As the development of high energy-density Li-ion batteries moves ahead, ensuring safety of the batteries has become increasingly important. Among the unique physicochemical properties of ionic liquids, thermal stability can be one of the answers to the challenge. The use of ionic liquids, however, causes critical issues concerning the kinetics of Li-ion transfer at the electrode-electrolyte interface. In the present study, ionic liquids consisting of 1-((2-methoxyethoxy)methyl)-1-methylpiperidinium (PP1MEM) or 1-hexyl-1-methylpiperidinium (PP16) and bis(trifluoromethanesulfonyl)amide (TFSA) were applied to an electrolyte for Li-ion batteries, and we investigated the effect of cation structure on interfacial Li-ion transfer using Li4Ti5O12 as a model electrode by means of Raman spectroscopy and electrochemical impedance spectroscopy.
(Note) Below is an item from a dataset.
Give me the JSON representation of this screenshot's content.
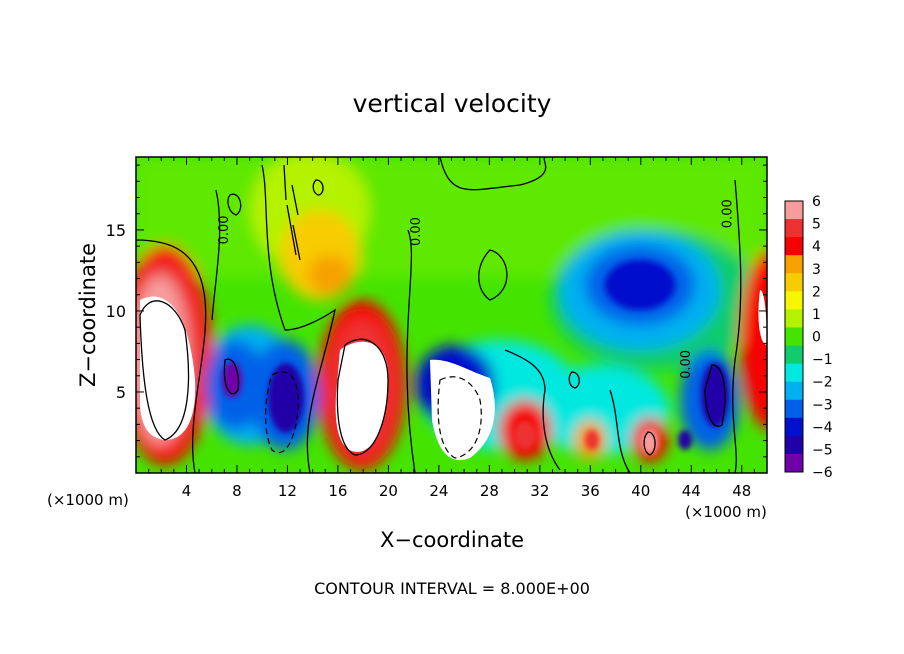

It was found that the ether functional group in the PP1MEM cation has the meaningful function; the cation structure reduces the electrostatic interaction between the Li ion and TFSA anions in an ionic liquid electrolyte. The solvation number of the TFSA anion per Li ion consequently became smaller than that in PP16-TFSA, and the lower solvation number in PP1MEM-TFSA allowed the facile Li-ion diffusion in the electrolyte bulk rather than the interfacial Li-ion transfer and significantly improved the rate performance. The results offer the prospect of utilization of PP1MEM-TFSA as an electrolyte solvent. The knowledge obtained from this study contributes to the development of next-generation Li-ion batteries having both high energy density and high safety.